Une mélancolie enivrante et scintillante court également dans la clarinette de Yom et traverse les grands espaces qu’il dessine avec son complice guitariste Aurélien Naffrichoux. Vaste est aussi le monde du quintet italien Mop Mop. Aquatique ou funky, soul, jazzy, jamaïcain ou africain. Leur tissage ravit, comme celui du chanteur malien Abou Diarra, virtuose du kamele n’goni, qui a trouvé dans le magicien des samples et guitariste Nicolas Repac, la meilleure oreille pour donner du relief à ses paysages intérieurs.
1) La Voix de la passion, de Waed Bouhassoun (Buda Musique/Universal Music)
2) Hawniyaz, de Aynur, Kayhan Kalhor, Salman Gambarov, Cemil Qoçgirî (Latitudes-Harmonia Mundi/PIAS)
3) Songs for the Old Man, de Yom (Full Rhizome-Buda Musique/Socadisc)
4) Lunar Love, de Mop Mop (Agogo Rec/Differ-ant)
5) Koya, d’Abou Diarra (Mix et métisse/L’Autre Distribution)
Pochette de « English Delight », d’Adrien La Marca et Thomas Hoppe. | La Dolce Volta
La sélection de Bruno Lesprit
Cette merveille aura permis d’échapper en 2016 à une actualité anxiogène : « révélation instrumentale de l’année » aux Victoires de la musique 2014, l’altiste Adrien La Marca a consacré deux ans à préparer un magistral premier album pour rendre pleinement justice – au côté du pianiste Thomas Hoppe –, autant à son instrument qu’à un répertoire anglais puisé sur quatre siècles, de Dowland et Purcell à l’impétueuse Sonate (1919) de Rebecca Clarke, en passant par les études de folk songs de Ralph Vaughan Williams.
Mort le 7 novembre, Leonard Cohen, qui aimait les cordes élégiaques, est parti en beauté sur une œuvre testamentaire sombre et sublime, laissant entrevoir la lumière dans chaque faille. Au rayon de la pop chambriste, son jeune compatriote, le multi-instrumentiste Andy Shauf incarne la relève, l’élégance et l’innocence de ses chansons convoquant Brian Wilson et Harry Nilsson – pas moins. Pour chasser le spleen, on peut enfin se fier à la Brésilienne de Paris Flavia Coelho et à ses aguichants mélanges de reggae, baile funk et bossa. Ou à la transe virtuose du duo franco-libanais Aufgang, qui ondule entre mélopées arabes et house, pop et musique contemporaine.
1) English Delight, d’Adrien La Marca (alto) et Thomas Hoppe (piano) (La Dolce Volta)
2) You Want It Darker, de Leonard Cohen (Columbia/Sony Music)

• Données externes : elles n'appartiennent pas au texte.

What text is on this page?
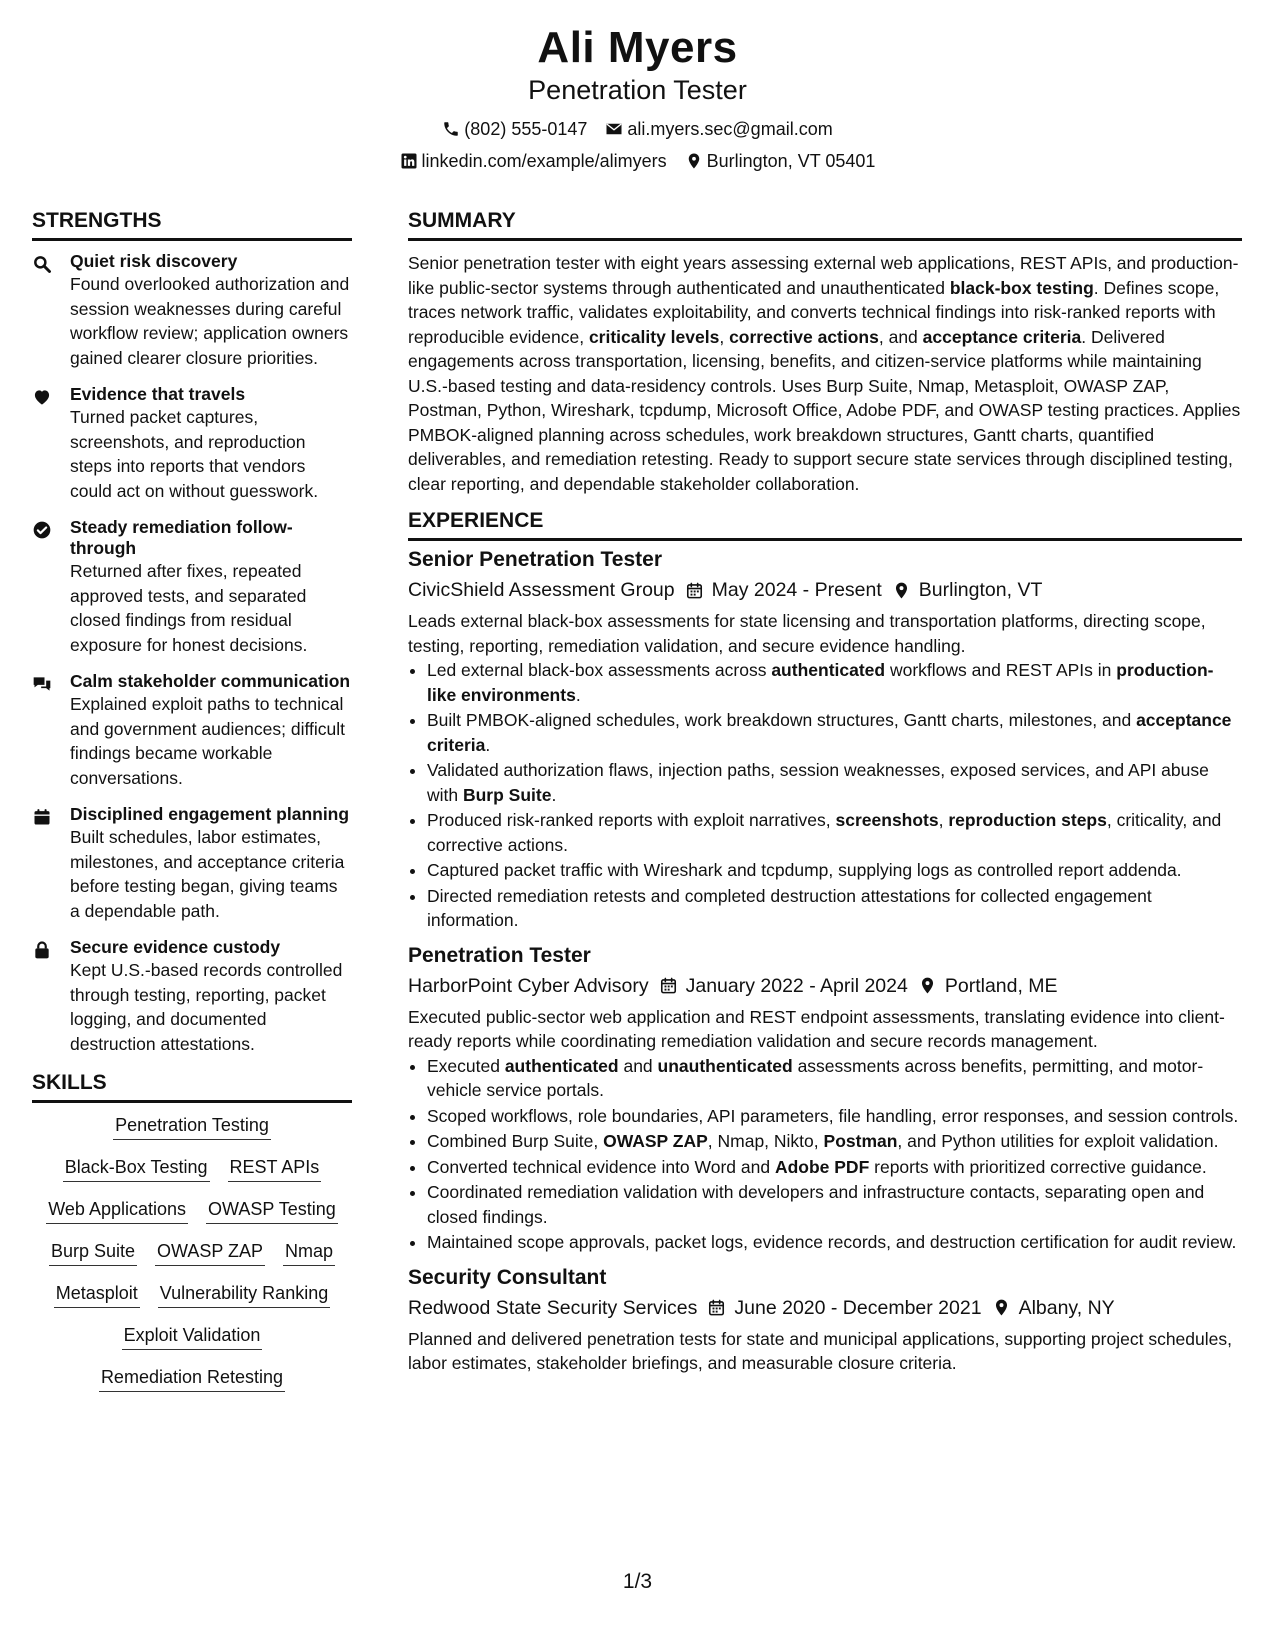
Ali Myers
Penetration Tester
(802) 555-0147 ali.myers.sec@gmail.com
linkedin.com/example/alimyers Burlington, VT 05401
STRENGTHS
Quiet risk discovery
Found overlooked authorization and session weaknesses during careful workflow review; application owners gained clearer closure priorities.
Evidence that travels
Turned packet captures, screenshots, and reproduction steps into reports that vendors could act on without guesswork.
Steady remediation follow-through
Returned after fixes, repeated approved tests, and separated closed findings from residual exposure for honest decisions.
Calm stakeholder communication
Explained exploit paths to technical and government audiences; difficult findings became workable conversations.
Disciplined engagement planning
Built schedules, labor estimates, milestones, and acceptance criteria before testing began, giving teams a dependable path.
Secure evidence custody
Kept U.S.-based records controlled through testing, reporting, packet logging, and documented destruction attestations.
SKILLS
Penetration Testing
Black-Box Testing REST APIs
Web Applications OWASP Testing
Burp Suite OWASP ZAP Nmap
Metasploit Vulnerability Ranking
Exploit Validation
Remediation Retesting
SUMMARY
Senior penetration tester with eight years assessing external web applications, REST APIs, and production-like public-sector systems through authenticated and unauthenticated black-box testing. Defines scope, traces network traffic, validates exploitability, and converts technical findings into risk-ranked reports with reproducible evidence, criticality levels, corrective actions, and acceptance criteria. Delivered engagements across transportation, licensing, benefits, and citizen-service platforms while maintaining U.S.-based testing and data-residency controls. Uses Burp Suite, Nmap, Metasploit, OWASP ZAP, Postman, Python, Wireshark, tcpdump, Microsoft Office, Adobe PDF, and OWASP testing practices. Applies PMBOK-aligned planning across schedules, work breakdown structures, Gantt charts, quantified deliverables, and remediation retesting. Ready to support secure state services through disciplined testing, clear reporting, and dependable stakeholder collaboration.
EXPERIENCE
Senior Penetration Tester
CivicShield Assessment Group May 2024 - Present Burlington, VT
Leads external black-box assessments for state licensing and transportation platforms, directing scope, testing, reporting, remediation validation, and secure evidence handling.
• Led external black-box assessments across authenticated workflows and REST APIs in production-like environments.
• Built PMBOK-aligned schedules, work breakdown structures, Gantt charts, milestones, and acceptance criteria.
• Validated authorization flaws, injection paths, session weaknesses, exposed services, and API abuse with Burp Suite.
• Produced risk-ranked reports with exploit narratives, screenshots, reproduction steps, criticality, and corrective actions.
• Captured packet traffic with Wireshark and tcpdump, supplying logs as controlled report addenda.
• Directed remediation retests and completed destruction attestations for collected engagement information.
Penetration Tester
HarborPoint Cyber Advisory January 2022 - April 2024 Portland, ME
Executed public-sector web application and REST endpoint assessments, translating evidence into client-ready reports while coordinating remediation validation and secure records management.
• Executed authenticated and unauthenticated assessments across benefits, permitting, and motor-vehicle service portals.
• Scoped workflows, role boundaries, API parameters, file handling, error responses, and session controls.
• Combined Burp Suite, OWASP ZAP, Nmap, Nikto, Postman, and Python utilities for exploit validation.
• Converted technical evidence into Word and Adobe PDF reports with prioritized corrective guidance.
• Coordinated remediation validation with developers and infrastructure contacts, separating open and closed findings.
• Maintained scope approvals, packet logs, evidence records, and destruction certification for audit review.
Security Consultant
Redwood State Security Services June 2020 - December 2021 Albany, NY
Planned and delivered penetration tests for state and municipal applications, supporting project schedules, labor estimates, stakeholder briefings, and measurable closure criteria.
1/3
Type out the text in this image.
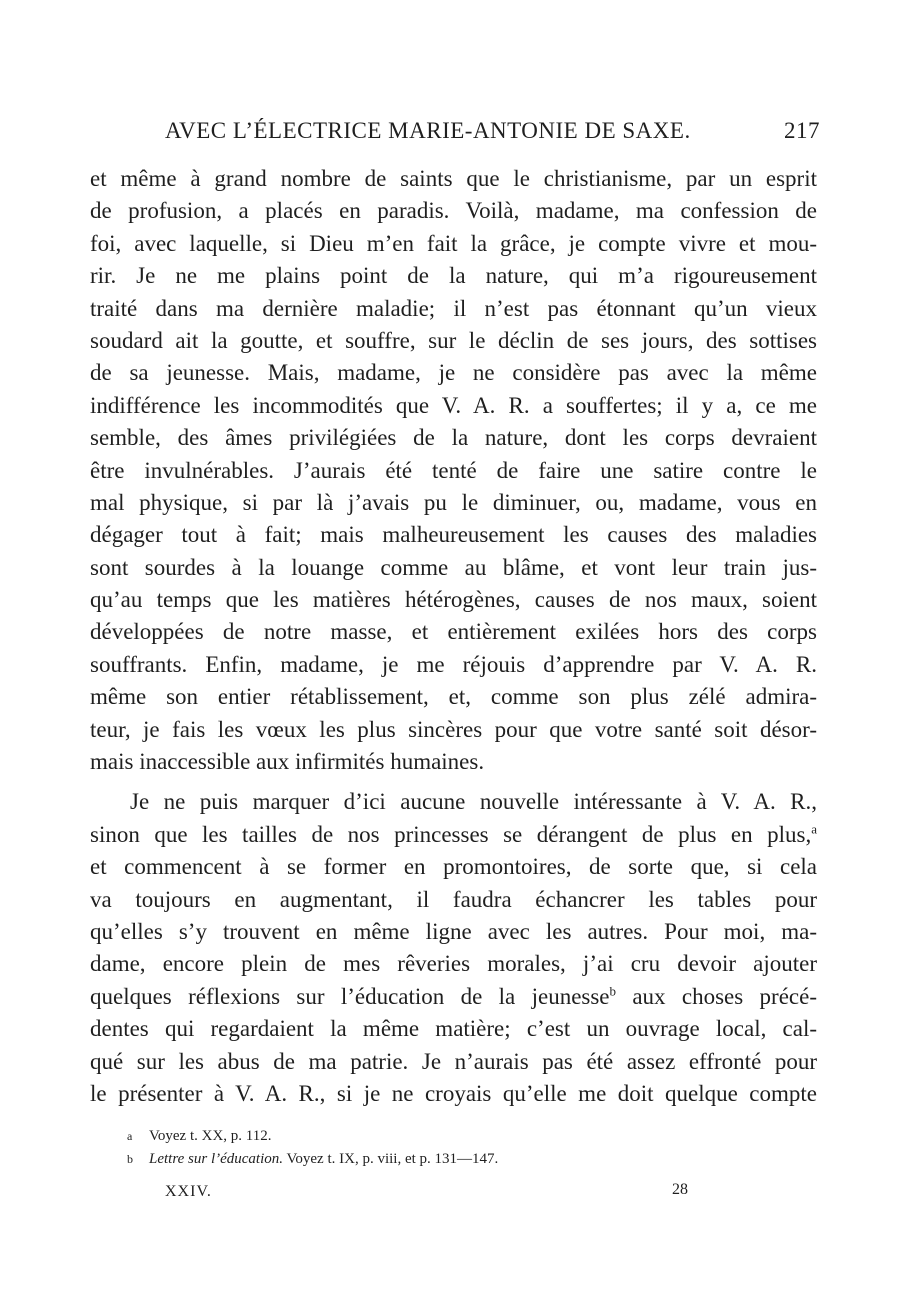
AVEC L’ÉLECTRICE MARIE-ANTONIE DE SAXE.	217
et même à grand nombre de saints que le christianisme, par un esprit
de profusion, a placés en paradis. Voilà, madame, ma confession de
foi, avec laquelle, si Dieu m’en fait la grâce, je compte vivre et mou-
rir. Je ne me plains point de la nature, qui m’a rigoureusement
traité dans ma dernière maladie; il n’est pas étonnant qu’un vieux
soudard ait la goutte, et souffre, sur le déclin de ses jours, des sottises
de sa jeunesse. Mais, madame, je ne considère pas avec la même
indifférence les incommodités que V. A. R. a souffertes; il y a, ce me
semble, des âmes privilégiées de la nature, dont les corps devraient
être invulnérables. J’aurais été tenté de faire une satire contre le
mal physique, si par là j’avais pu le diminuer, ou, madame, vous en
dégager tout à fait; mais malheureusement les causes des maladies
sont sourdes à la louange comme au blâme, et vont leur train jus-
qu’au temps que les matières hétérogènes, causes de nos maux, soient
développées de notre masse, et entièrement exilées hors des corps
souffrants. Enfin, madame, je me réjouis d’apprendre par V. A. R.
même son entier rétablissement, et, comme son plus zélé admira-
teur, je fais les vœux les plus sincères pour que votre santé soit désor-
mais inaccessible aux infirmités humaines.
Je ne puis marquer d’ici aucune nouvelle intéressante à V. A. R.,
sinon que les tailles de nos princesses se dérangent de plus en plus,$^a$
et commencent à se former en promontoires, de sorte que, si cela
va toujours en augmentant, il faudra échancrer les tables pour
qu’elles s’y trouvent en même ligne avec les autres. Pour moi, ma-
dame, encore plein de mes rêveries morales, j’ai cru devoir ajouter
quelques réflexions sur l’éducation de la jeunesse$^b$ aux choses précé-
dentes qui regardaient la même matière; c’est un ouvrage local, cal-
qué sur les abus de ma patrie. Je n’aurais pas été assez effronté pour
le présenter à V. A. R., si je ne croyais qu’elle me doit quelque compte
a Voyez t. XX, p. 112.
b Lettre sur l’éducation. Voyez t. IX, p. viii, et p. 131—147.
XXIV.	28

3) The Party, d’Andy Shauf (Anti/PIAS)
4) Sonho Real, de Flavia Coelho (Vagh & Weinmann Music/Le Label-PIAS)
5) Turbulences, d’Aufgang (Blue Note/Universal Music)
Pochette de « Freedom Jazz Dance, The bootleg series, vol 5 », de Miles Davis. | Columbia/Legacy
La sélection de Francis Marmande
Miles Davis, évidemment, loin devant, parce que les 4 CD inédits de son inouï « second quartet » – 1964-1968 : Herbie Hancock, Wayne Shorter, Ron Carter, Tony Williams –, restent sans discussion, près de cinquante ans plus tard, ce que l’on fait de plus frais, de plus gonflé, de plus musical, de plus free, de plus rock, dans toute la musique actuelle. Le secret est parti avec Miles. Reste, sur une trajectoire opposée, l’un de ses partenaires décrié (comme lui) ou adulé (comme lui) : Keith Jarrett, à suivre en solo, dans quatre récitals donnés en Italie en 1996. Un jour, on comprendra cette expérience intérieure, digne des plus hautes méditations, le rythme en plus.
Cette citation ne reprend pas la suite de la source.